Reliable position storage allows the development of systems that store the ergonomic settings for each user. This means that the workstation can be individualized for any number of people using factors such as working height, stored work processes or user preferences.

Synchronization

The ergonomic benefits of smart electric actuators become even clearer when several of these actuators are used. For example, the actuators can be set up so that they automatically adapt to loads that are moving. In aircraft construction, for example, where five to ten people work on fuselage assembly at the same time, a work platform is required for work at height. As the fitters move around on the platform, the weight keeps shifting, which can even lead to dangerous tilted positions in extreme cases. Smart actuators distributed at several points under the platform solve the problem by balancing themselves each time the load shifts during a synchronized movement.

The compensating movements on these shifted loads are realized by means of speed control coupled with position feedback. The actuators communicate via an internal network, read the speeds among themselves via the position feedback and adjust their own movements accordingly.

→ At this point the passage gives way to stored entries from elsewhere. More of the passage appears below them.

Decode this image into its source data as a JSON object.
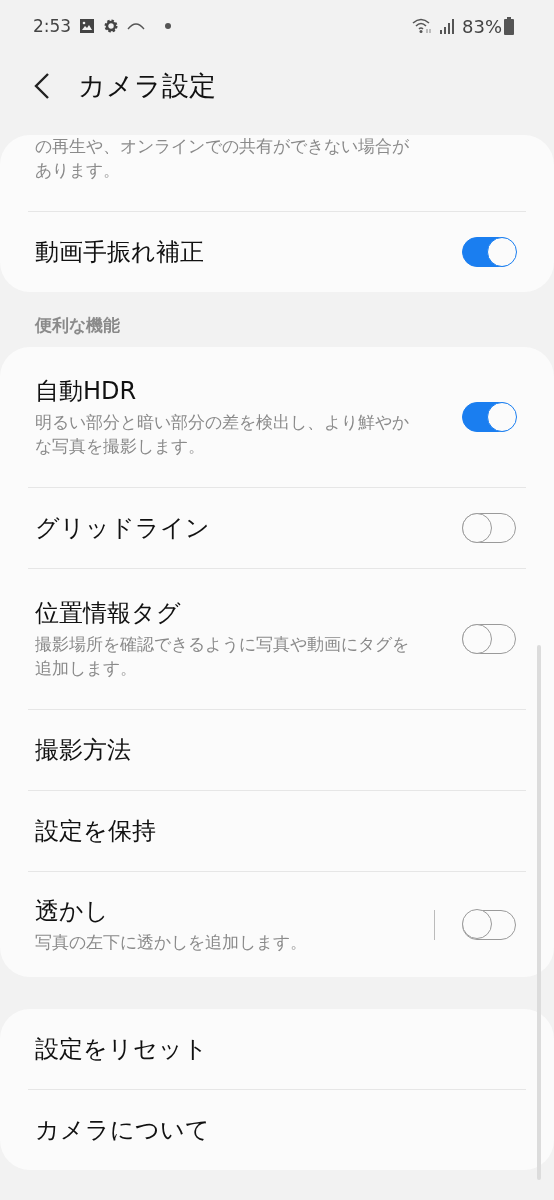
{
  "status_bar": {
    "time": "2:53",
    "battery": "83%"
  },
  "header": {
    "title": "カメラ設定"
  },
  "groups": [
    {
      "items": [
        {
          "kind": "note",
          "subtitle": "の再生や、オンラインでの共有ができない場合があります。"
        },
        {
          "kind": "switch",
          "title": "動画手振れ補正",
          "on": true
        }
      ]
    },
    {
      "heading": "便利な機能",
      "items": [
        {
          "kind": "switch",
          "title": "自動HDR",
          "subtitle": "明るい部分と暗い部分の差を検出し、より鮮やかな写真を撮影します。",
          "on": true
        },
        {
          "kind": "switch",
          "title": "グリッドライン",
          "on": false
        },
        {
          "kind": "switch",
          "title": "位置情報タグ",
          "subtitle": "撮影場所を確認できるように写真や動画にタグを追加します。",
          "on": false
        },
        {
          "kind": "link",
          "title": "撮影方法"
        },
        {
          "kind": "link",
          "title": "設定を保持"
        },
        {
          "kind": "split-switch",
          "title": "透かし",
          "subtitle": "写真の左下に透かしを追加します。",
          "on": false
        }
      ]
    },
    {
      "items": [
        {
          "kind": "link",
          "title": "設定をリセット"
        },
        {
          "kind": "link",
          "title": "カメラについて"
        }
      ]
    }
  ]
}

However, if digital feedback is used for this purpose, this results in a stuttering step. Developers can avoid this by integrating both the position and the speed into the control loop and making the adjustment based on both variables. This offers an ergonomic advantage that gently lifts a shifted load over several points.

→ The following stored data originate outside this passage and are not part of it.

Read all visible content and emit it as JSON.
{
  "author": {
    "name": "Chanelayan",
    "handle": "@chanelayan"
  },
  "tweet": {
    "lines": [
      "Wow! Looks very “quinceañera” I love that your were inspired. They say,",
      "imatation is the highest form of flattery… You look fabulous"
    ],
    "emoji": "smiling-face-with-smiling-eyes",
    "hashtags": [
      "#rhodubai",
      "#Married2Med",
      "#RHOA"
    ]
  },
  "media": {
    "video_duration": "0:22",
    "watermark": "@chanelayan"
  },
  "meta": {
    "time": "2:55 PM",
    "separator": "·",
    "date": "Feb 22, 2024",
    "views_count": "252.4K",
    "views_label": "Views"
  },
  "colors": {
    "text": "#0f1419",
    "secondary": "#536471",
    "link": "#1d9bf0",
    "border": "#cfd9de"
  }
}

Controlling multiple conventional actuators is also possible, but results in an imprecise, time-consuming and labor-intensive process that subjects the actuators to additional stress, which ultimately leads to jamming or other malfunctions. In contrast, the synchronization of smart actuators eliminates any uncertainties and results in a balanced, smooth and true-to-position movement.

Real-time monitoring

Smart electric actuators are able to continuously provide monitoring information regarding temperature, current draw, speed, voltage and other variables, enabling advanced condition monitoring, diagnostics and error handling. If the actuator detects a problem, it can either stop mid-stroke or complete its programmed movement and send an error message to the computer.

Based on such feedback, users can check their operations for certain patterns of use, speed and position in order to achieve greater ergonomics, safety and efficiency. This is particularly important in production automation scenarios where multiple devices are integrated. The data collected shows, for example, how often a workstation has been raised and lowered or a door opened and closed. This information can then be compared with previous values or ideal processes in order to optimize the layout of a processing cell. In addition, the recorded operating data can be compared with accident reports, which may result in the need for further ergonomic investigations. For example, if an actuator that operates a crimping tool repeatedly reports an overload, it can show the frequency of errors and indicate in which cell this occurs more frequently and at what time.

Success through diversification

The wide range of functions offered by smart electric actuators allows users to design their systems with simplicity in mind. The ability to control the actuators via digital systems, implement digital or analogue feedback, synchronize multiple actuators or monitor key figures in real time offers the entire range of instruments in one package. So if users want to implement a specific application, they can offer an automation solution that goes far beyond the basic function of a simple linear movement. Smart actuators enable automated processes without the complexity of other automation technologies such as hydraulic or pneumatic cylinders.

The more closely these control capabilities are integrated into the device, the less they stand between users and the added value they expect. The added value manifests itself in the form of employee satisfaction, occupational health and safety and productivity, which ultimately benefits the entire value chain.